Word from Dr. Christopher Festa
Throughout my professional career, when asked about my job, I tell people that I am the kind of pediatrician that they do not want to see. I don’t mean this as a reflection of my personality but simply due to the fact that when I am involved in a childs care it means that more often than not they are critically ill.
18 months ago the Bledy family had the unfortunate experience of meeting me in my professional capacity. Their beautiful daughter, Danielle, was brought to the Emergency Room at Virtua/Voorhees after she experienced a catastrophic hemorrhagic stroke. Although this is a parents worst nightmare it also presents difficulties for the pediatrician caring for the child.
A child, in the prime of his/her life, suffering from a condition over which I have little to offer, no cure; is no magic antibiotic or technology that can reverse the damage done. Care is relatively nonspecific and that is why we are here today. Not only to celebrate Danielles memory but to also highlight the need and raise money for research into pediatric specific stroke and aneurysm care.
Pediatric hemorrhage stroke is not common, nor is it rare. Around 1-2 per 100,000 children suffers from hemorrhagic stroke each year. However, despite this low number it ranks among the top 10 causes of death in childhood with a mortality rate approaching 50%. Of those that survive almost half suffer from a significant disability. Therefore about 75% either die or are faced with significant disabilities form their stroke. You would think that such overwhelmingly bad odds would result in a great deal of investigation into prevention, treatment and rehabilitation. Unfortunately this is not the truth.
As such, we are confronted with the enigma of pediatric medicine. Serious pediatric conditions occur less and receive considerably less publicity than those in adults. With less attention and fanfare there is less funding. With less funding there is less pediatric specific research. With less research comes less treatment options thereby decreasing the potential for optimal outcomes.

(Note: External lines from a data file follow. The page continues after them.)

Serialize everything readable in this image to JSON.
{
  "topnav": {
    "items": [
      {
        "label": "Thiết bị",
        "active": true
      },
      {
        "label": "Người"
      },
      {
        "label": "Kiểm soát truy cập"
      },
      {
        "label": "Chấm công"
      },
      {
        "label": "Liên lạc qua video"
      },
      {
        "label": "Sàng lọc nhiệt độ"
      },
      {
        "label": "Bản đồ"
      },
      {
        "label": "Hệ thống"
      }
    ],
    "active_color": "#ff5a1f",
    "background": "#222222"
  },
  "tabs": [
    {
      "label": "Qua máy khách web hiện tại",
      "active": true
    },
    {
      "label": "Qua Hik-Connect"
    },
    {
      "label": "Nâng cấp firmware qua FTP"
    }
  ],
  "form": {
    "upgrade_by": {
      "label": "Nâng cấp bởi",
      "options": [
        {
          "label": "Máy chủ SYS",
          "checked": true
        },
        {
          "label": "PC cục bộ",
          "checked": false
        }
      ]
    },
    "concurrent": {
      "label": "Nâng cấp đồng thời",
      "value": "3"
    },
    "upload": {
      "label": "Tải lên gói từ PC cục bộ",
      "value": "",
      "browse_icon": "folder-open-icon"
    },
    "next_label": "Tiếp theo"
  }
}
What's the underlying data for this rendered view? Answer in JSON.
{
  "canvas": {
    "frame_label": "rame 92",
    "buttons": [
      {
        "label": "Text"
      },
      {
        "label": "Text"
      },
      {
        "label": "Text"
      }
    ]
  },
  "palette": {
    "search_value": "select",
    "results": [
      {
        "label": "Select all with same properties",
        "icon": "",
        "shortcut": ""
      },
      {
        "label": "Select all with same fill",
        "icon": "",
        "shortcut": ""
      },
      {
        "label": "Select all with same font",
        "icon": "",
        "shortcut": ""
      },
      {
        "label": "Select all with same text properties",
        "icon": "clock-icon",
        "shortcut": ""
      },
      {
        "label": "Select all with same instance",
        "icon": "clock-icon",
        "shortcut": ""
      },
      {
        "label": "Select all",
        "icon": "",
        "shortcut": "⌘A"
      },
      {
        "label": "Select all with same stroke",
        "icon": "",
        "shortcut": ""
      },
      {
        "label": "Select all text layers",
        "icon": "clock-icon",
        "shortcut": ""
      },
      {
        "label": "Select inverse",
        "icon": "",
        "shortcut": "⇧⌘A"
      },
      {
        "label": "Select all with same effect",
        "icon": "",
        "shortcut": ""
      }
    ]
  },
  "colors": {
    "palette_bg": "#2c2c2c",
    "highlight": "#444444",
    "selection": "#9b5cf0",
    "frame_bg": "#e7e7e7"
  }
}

In addition, the relatively low number of pediatric cases makes it cost prohibitive for pharmaceutical companies to invest in pediatric specific drug development. It is much better to make a drug that treats millions, and therefore generates a high profit margin, than to develop a drug that treats hundreds and has little return if any on the initial investment. To make things worse, the ethical and legal ramifications of performing studies in children significantly hamper conducting pediatric studies. When taken as a whole this leads to very few pediatric therapies.
Currently pediatric medicine is confronted with a significant dilemma. We are tasked with caring for patients such as Danielle who suffer catastrophic events, yet all our therapies are extrapolated from adults. One of the first things you learn as a pediatrician is that children are not small adults. The manner in which their organs function, although similar, differs significantly from adults. The brain in general, poses significant difficulties for every physician. It remains the black box of medicine. Global assumptions are applied to regional problems. There are no easy ways to measure brain function, metabolism, recovery from injury and/or illness and most importantly the effect of treatment. Imagine if the science is limited in adults, what are we as pediatricians to use as our basis for managing children? That is why we are gathered here today. We must, as a society, support pediatric research in general but specifically support research into the pediatric brain and those conditions, such as pediatric aneurysms and arteriovenous malformations that currently have serious consequences yet little data to support our management.
Along the same vein, I would find it imprudent as a pediatrician, to pass on this opportunity to reinforce an aspect of pediatric specific care that has come under fire. The one thing, that we as pediatricians can successfully treat are diseases for which immunizations have been developed. I cannot express the degree of my contempt for the current Internet and celebrity propaganda linking the increase in autism to the administration of immunizations. Let me reinforce that there is no scientific evidence linking the two. The current in vogue practice of refusing immunizations is associated with a resurgence of life threatening preventable diseases that were up until recently eradicated. Parental refusal not only places their child at risk, but also imparts risk to the population in general, especially those that have compromised immunity such as infants, the elderly, and cancer patients. As we speak about supporting pediatric research I cannot emphasize the importance of using that research we have available to better the lives of children and society in general. Immunization practices are part of that science.
At this point in the evolution of medical care, fiscal realities hamper pediatricians ability to deliver care. A smaller body leads to reductions in reimbursement. Increasing malpractice premiums and paperwork impedes bedside care. And the lack of pediatric specific research, especially in the area of brain injury and aneurysms restricts our ability to develop and implement pediatric specific therapies.
Danielle Bledy will not benefit from todays fundraising efforts, but I know in speaking with her friends, her parents and others that Danielle would have wanted others to benefit. In order to honor her, her life and her memory it is essential that we don’t complain about the room being dark, but that we continue our efforts to turn on the lights and look for pediatric specific therapies for aneurysms and arteriovenous malformations. In the future, some child, some family will be able to thank Danielle and you for giving them hope.